NGAD’s success in flying a demonstrator within a few short years proves he’s on the right track, Roper argues. “And when can you stay that of another program in recent department history?” he asked. Likewise, in just three years, AFWERX has helped attract $4 billion in private venture capital investment to firms it’s contracted. That demonstrates the programs have value.
ABMS could face the steepest hurdles, though Roper argues that having only been going “in earnest” for a year and a half, “we finally created cloud-enabled, AI kill chains that are able to make decisions that would take us tens of minutes today operationally,” he said. That should convince skeptics.

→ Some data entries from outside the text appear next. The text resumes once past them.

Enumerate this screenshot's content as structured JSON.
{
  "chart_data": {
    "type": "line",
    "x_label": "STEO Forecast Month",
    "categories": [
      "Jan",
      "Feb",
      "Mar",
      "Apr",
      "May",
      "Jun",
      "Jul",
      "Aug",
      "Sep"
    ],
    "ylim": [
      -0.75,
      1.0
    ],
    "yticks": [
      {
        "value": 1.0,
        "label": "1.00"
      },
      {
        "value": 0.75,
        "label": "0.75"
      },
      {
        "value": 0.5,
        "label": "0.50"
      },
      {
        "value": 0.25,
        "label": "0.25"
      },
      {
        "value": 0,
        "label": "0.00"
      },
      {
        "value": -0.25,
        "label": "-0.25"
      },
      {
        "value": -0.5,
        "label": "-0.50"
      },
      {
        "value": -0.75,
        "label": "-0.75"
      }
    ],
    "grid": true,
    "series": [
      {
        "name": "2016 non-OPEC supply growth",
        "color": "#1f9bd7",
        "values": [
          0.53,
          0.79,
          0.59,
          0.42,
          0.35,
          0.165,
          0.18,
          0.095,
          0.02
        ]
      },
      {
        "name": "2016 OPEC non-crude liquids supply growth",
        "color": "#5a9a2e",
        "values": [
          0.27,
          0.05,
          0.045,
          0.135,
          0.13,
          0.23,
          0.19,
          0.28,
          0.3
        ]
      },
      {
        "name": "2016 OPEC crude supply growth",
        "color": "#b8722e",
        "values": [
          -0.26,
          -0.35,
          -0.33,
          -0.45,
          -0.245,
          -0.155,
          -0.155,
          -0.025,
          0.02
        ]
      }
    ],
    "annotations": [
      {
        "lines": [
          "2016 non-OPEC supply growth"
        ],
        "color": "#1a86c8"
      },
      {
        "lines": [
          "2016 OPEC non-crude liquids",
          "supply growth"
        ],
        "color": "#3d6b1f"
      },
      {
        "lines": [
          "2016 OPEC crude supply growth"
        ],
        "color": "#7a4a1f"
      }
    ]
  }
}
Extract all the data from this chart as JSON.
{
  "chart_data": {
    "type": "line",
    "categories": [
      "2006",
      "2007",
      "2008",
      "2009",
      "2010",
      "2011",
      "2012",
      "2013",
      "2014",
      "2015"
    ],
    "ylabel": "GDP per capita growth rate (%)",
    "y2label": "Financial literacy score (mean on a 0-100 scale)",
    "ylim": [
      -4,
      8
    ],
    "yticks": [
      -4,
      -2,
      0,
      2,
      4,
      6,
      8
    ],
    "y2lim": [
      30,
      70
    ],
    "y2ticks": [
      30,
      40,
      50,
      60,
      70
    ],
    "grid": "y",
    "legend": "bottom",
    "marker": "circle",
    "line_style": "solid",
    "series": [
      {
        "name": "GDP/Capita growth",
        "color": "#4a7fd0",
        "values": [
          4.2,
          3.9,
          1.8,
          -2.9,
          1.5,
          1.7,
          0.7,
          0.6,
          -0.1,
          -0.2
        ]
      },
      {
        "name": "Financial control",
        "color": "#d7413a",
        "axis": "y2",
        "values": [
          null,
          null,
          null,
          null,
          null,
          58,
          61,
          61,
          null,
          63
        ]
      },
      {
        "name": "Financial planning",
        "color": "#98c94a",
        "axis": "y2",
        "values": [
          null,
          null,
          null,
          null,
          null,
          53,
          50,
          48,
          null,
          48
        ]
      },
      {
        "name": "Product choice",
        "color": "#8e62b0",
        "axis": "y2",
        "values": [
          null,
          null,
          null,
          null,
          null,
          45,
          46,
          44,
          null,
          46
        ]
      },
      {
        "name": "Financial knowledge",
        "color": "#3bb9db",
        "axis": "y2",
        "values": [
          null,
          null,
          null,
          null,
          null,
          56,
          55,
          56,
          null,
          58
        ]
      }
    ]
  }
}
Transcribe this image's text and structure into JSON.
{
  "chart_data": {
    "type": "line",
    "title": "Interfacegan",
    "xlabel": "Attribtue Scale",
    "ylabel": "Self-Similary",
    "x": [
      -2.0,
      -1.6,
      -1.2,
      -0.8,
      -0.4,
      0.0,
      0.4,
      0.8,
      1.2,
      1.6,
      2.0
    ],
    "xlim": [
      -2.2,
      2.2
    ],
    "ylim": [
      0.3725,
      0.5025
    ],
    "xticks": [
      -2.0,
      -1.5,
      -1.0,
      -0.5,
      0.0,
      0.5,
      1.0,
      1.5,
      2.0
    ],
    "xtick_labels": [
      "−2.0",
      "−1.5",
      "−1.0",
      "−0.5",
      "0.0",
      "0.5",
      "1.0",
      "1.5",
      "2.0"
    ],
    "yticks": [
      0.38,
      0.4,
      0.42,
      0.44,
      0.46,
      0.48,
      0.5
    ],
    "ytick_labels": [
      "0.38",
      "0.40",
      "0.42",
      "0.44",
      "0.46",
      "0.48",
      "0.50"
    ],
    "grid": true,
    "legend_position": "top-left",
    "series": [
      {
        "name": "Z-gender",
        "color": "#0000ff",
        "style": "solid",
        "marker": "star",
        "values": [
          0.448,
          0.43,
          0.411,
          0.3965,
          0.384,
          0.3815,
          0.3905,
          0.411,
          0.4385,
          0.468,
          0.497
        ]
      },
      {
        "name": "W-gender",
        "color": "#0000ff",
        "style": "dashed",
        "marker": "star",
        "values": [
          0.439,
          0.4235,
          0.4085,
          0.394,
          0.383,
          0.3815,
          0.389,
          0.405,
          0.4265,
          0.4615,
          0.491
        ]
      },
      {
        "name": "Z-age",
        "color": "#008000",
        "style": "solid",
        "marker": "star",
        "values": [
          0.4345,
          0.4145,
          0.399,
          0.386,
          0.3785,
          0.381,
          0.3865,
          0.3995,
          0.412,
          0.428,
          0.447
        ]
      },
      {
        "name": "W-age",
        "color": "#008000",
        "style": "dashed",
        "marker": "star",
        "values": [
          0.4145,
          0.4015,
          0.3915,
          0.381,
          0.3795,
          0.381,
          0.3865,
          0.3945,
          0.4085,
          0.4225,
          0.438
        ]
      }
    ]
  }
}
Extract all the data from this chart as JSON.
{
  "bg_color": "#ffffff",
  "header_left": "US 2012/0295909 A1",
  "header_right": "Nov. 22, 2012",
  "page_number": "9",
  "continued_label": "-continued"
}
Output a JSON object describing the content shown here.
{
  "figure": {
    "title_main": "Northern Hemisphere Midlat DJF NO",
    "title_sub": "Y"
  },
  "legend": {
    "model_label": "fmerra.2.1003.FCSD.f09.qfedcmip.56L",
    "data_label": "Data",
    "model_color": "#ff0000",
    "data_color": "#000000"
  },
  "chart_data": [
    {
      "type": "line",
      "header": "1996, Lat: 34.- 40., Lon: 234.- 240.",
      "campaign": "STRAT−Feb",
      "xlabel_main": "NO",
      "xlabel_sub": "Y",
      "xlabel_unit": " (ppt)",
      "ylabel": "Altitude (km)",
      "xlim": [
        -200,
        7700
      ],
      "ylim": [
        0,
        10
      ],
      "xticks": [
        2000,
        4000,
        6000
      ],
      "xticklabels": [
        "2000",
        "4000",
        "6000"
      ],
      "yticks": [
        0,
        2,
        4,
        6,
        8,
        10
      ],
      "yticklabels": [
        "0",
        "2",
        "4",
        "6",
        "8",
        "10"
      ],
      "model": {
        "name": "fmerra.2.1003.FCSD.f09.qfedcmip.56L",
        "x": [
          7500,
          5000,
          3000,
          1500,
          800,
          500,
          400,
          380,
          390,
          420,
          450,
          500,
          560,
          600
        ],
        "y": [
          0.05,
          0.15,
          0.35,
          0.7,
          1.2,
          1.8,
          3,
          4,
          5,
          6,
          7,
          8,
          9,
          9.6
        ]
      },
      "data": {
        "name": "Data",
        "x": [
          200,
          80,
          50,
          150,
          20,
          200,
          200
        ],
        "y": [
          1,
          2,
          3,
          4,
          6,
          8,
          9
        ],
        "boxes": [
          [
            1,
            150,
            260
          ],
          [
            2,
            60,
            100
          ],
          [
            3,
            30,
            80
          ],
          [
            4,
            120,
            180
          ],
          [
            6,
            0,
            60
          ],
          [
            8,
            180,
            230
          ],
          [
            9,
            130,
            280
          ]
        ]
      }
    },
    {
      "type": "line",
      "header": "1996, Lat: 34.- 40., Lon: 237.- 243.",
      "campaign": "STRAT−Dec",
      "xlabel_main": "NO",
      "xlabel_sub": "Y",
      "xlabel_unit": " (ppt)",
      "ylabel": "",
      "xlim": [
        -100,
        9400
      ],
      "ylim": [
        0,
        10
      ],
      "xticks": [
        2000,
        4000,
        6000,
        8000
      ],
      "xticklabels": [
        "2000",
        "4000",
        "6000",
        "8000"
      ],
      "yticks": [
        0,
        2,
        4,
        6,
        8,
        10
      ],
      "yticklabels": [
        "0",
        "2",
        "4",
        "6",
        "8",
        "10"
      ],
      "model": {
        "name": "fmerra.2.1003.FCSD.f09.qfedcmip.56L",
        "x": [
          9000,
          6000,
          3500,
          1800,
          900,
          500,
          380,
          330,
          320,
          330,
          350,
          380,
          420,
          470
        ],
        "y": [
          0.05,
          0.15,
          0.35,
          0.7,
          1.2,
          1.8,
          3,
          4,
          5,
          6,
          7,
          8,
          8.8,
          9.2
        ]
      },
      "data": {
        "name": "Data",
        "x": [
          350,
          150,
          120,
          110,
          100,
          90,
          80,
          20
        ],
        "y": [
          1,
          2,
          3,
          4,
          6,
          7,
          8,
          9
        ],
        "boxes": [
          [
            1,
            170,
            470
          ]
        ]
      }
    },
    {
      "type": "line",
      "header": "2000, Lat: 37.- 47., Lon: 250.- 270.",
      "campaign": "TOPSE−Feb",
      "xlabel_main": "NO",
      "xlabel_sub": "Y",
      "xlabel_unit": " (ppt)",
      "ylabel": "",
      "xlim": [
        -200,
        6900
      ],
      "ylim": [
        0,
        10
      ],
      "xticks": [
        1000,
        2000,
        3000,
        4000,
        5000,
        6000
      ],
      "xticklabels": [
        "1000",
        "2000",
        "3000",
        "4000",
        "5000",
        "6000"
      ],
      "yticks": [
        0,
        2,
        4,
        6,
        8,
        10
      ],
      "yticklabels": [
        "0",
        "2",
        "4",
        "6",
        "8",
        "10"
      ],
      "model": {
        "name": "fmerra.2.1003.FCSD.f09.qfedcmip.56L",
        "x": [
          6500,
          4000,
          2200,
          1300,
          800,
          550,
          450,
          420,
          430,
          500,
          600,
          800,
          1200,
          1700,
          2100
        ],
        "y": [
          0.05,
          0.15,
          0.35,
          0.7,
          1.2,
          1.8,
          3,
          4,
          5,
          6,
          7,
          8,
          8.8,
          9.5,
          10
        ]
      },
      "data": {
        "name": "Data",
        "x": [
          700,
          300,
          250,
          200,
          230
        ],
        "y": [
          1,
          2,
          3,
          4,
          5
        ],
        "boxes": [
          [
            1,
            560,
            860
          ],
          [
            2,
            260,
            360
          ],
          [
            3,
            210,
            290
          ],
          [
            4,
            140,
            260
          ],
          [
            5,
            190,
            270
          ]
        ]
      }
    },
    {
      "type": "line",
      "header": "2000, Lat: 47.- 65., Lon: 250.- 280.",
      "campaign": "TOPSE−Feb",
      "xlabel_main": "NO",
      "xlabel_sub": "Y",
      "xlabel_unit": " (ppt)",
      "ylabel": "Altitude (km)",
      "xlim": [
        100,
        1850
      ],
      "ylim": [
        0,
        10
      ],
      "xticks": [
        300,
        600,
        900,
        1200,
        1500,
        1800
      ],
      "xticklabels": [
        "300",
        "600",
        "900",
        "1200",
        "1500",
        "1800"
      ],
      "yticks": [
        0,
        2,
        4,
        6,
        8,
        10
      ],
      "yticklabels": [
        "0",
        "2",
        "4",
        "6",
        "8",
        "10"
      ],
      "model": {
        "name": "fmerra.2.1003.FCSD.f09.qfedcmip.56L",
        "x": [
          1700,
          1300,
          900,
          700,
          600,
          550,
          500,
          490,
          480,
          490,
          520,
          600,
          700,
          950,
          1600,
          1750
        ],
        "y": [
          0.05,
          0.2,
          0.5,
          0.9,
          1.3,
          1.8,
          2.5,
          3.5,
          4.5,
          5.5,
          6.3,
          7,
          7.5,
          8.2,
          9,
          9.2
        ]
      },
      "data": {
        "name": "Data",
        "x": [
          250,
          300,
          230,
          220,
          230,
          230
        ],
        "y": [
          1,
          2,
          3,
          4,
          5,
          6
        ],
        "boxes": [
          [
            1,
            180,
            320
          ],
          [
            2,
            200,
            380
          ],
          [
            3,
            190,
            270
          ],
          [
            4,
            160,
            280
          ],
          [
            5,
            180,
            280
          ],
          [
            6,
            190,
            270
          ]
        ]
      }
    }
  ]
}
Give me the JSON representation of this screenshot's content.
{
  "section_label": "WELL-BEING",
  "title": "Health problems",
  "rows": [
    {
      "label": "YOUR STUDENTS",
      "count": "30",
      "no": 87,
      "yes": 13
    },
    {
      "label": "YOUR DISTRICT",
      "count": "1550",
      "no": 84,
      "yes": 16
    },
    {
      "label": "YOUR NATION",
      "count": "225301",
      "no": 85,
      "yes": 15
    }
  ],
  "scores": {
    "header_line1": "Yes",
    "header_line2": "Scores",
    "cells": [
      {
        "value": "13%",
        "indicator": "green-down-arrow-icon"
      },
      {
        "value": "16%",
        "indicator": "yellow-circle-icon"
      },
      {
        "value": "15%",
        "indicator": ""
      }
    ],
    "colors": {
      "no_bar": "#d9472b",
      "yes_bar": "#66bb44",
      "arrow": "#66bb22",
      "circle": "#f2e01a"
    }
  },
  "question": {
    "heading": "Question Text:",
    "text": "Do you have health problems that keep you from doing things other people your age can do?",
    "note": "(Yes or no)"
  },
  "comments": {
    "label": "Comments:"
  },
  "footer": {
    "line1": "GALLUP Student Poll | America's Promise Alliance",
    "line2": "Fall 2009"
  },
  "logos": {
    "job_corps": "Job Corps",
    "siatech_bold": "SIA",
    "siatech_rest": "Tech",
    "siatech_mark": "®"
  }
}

“When I came into this job, we couldn’t even code in the Air Force,” he said. Today, air operations centers have their own software to improve operations, and there are native Air Force coding efforts, such as Kessel Run, to create apps, and Kobayashi Maru, focused on space operations.
Roper isn’t sure what’s next for him. He spent the past four years coming into the office every day to “help the military compete against China,” he said. He learned a lot in the process.
“The Air Force really can change,” Roper said. “I’ve taken back a lot of the things I thought about doing with innovation in a big bureaucracy. You can do it; it just is harder because there are more layers. And it’s hard to message through those layers. And it’s harder to build excitement and energy through them, because there are dampeners in the system. But, if you’re willing to put in the calories to create the energy, the same processes that work at the small organizations work in big ones.”
Indeed, the Air Force has already turned a major corner, Roper asserted. “I’ve seen it, in just the time I’ve been here, transcend its identity [from] being fighters … to innovation,” he said. “And there couldn’t be a better pivot, given the competition that we face.”